My brother and sister-in-law have a new baby a few months old. My sister-in-law won’t let anyone hold the baby, although the grandparents on both sides of the family were allowed one-off holds. At family events, as soon as the baby makes the slightest cry, her mum whips her away to a room as far from everyone else as possible. Usually they leave shortly after that.

No one says anything to her, to avoid confrontation and the “new mum” factor, but
only allowing the baby contact with her parents seems like it will build problems later on. It is already difficult in the moment for everyone else, my brother included. The natural inclination is to engage with a very small baby. It’s such a short time they are like that. Already everyone else has been left out – there’s a sense of ownership and that we are all out of bounds. Even in photos, she holds the baby twisted away from everyone else. It feels extreme. Is it? How can I be supportive without feeding that extremeness (if it is)?
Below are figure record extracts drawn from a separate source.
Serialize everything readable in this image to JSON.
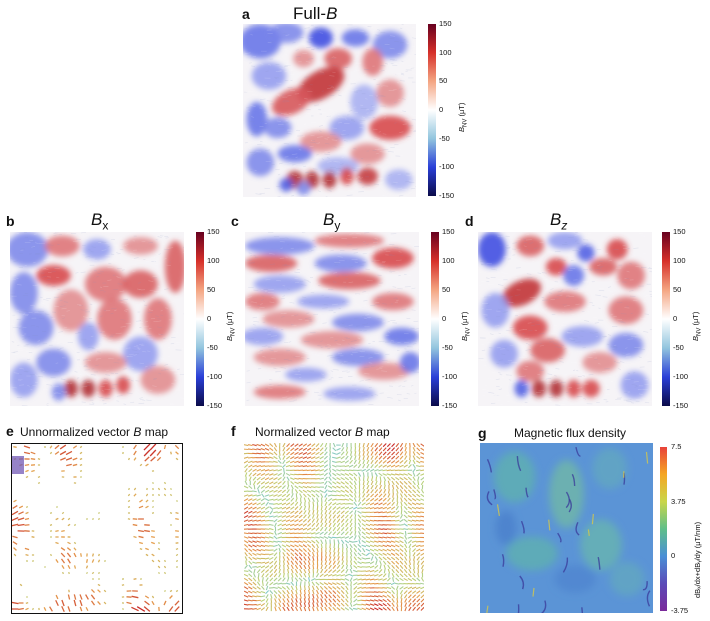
{
  "panels": {
    "a": {
      "letter": "a",
      "title_pre": "Full-",
      "title_var": "B"
    },
    "b": {
      "letter": "b",
      "title_var": "B",
      "title_sub": "x"
    },
    "c": {
      "letter": "c",
      "title_var": "B",
      "title_sub": "y"
    },
    "d": {
      "letter": "d",
      "title_var": "B",
      "title_sub": "z"
    },
    "e": {
      "letter": "e",
      "title_pre": "Unnormalized vector ",
      "title_var": "B",
      "title_post": " map"
    },
    "f": {
      "letter": "f",
      "title_pre": "Normalized vector ",
      "title_var": "B",
      "title_post": " map"
    },
    "g": {
      "letter": "g",
      "title": "Magnetic flux density"
    }
  },
  "colorbar_field": {
    "label_main": "B",
    "label_sub": "NV",
    "label_unit": " (μT)",
    "ticks": [
      "150",
      "100",
      "50",
      "0",
      "-50",
      "-100",
      "-150"
    ],
    "colors": [
      "#67001f",
      "#d6302a",
      "#f4a582",
      "#ffffff",
      "#92c5de",
      "#2a3fd8",
      "#0b0b4a"
    ]
  },
  "colorbar_flux": {
    "label": "dBₓ/dx+dBᵧ/dy (μT/nm)",
    "ticks": [
      "7.5",
      "3.75",
      "0",
      "-3.75"
    ],
    "colors": [
      "#e8423a",
      "#f5a623",
      "#c9d64a",
      "#5fbf8a",
      "#4a8fd6",
      "#5b4bb8",
      "#7a2a9a"
    ]
  },
  "chart_data": [
    {
      "type": "heatmap",
      "panel": "a",
      "title": "Full-B",
      "colorbar_label": "B_NV (μT)",
      "vmin": -150,
      "vmax": 150
    },
    {
      "type": "heatmap",
      "panel": "b",
      "title": "Bx",
      "colorbar_label": "B_NV (μT)",
      "vmin": -150,
      "vmax": 150
    },
    {
      "type": "heatmap",
      "panel": "c",
      "title": "By",
      "colorbar_label": "B_NV (μT)",
      "vmin": -150,
      "vmax": 150
    },
    {
      "type": "heatmap",
      "panel": "d",
      "title": "Bz",
      "colorbar_label": "B_NV (μT)",
      "vmin": -150,
      "vmax": 150
    },
    {
      "type": "heatmap",
      "panel": "e",
      "title": "Unnormalized vector B map"
    },
    {
      "type": "heatmap",
      "panel": "f",
      "title": "Normalized vector B map"
    },
    {
      "type": "heatmap",
      "panel": "g",
      "title": "Magnetic flux density",
      "colorbar_label": "dBx/dx+dBy/dy (μT/nm)",
      "vmin": -3.75,
      "vmax": 7.5
    }
  ]
}
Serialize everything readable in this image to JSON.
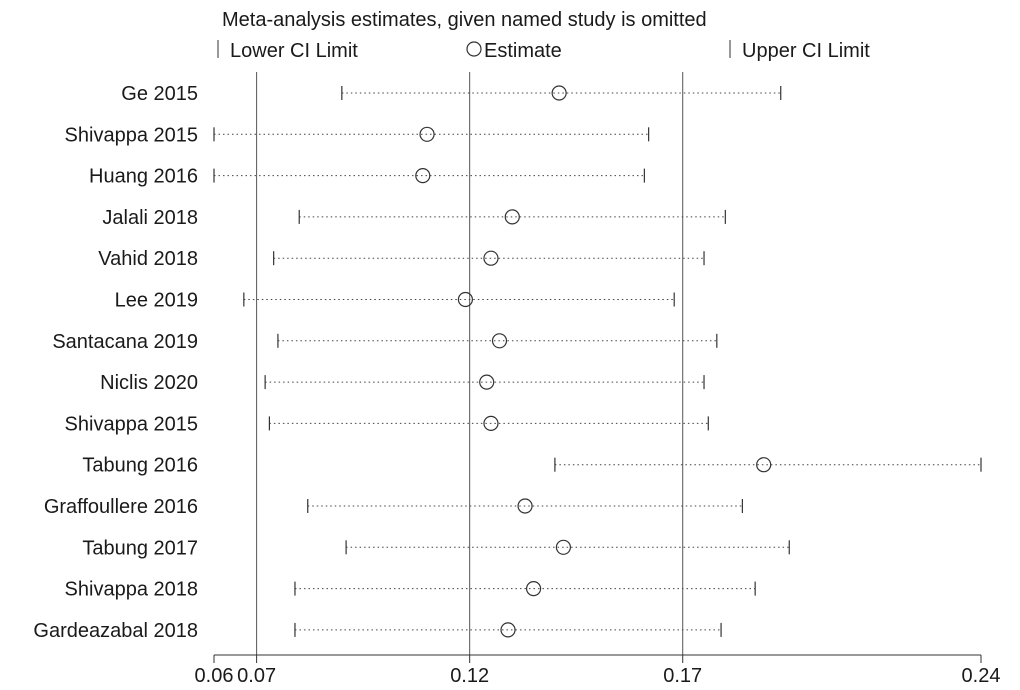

Eleanor says: There could be so many different reasons she’s made this choice. It could be about illness. A lot of parents limit visitors or cuddles in the first few months; it just takes one relative forgetting they have a cold or a cold sore. It could be about overstimulation. Maybe she doesn’t want to deal with the possible aftermath of the baby getting overwhelmed by multiple faces, noises, smells. It could be anxiety; maybe all-day-long parenting, books and her postpartum imagination remind her of everything that could go wrong. There could be medical things we don’t know, emotional things we don’t know. It could just be her preference. This decision could be completely neurotic, or completely rational.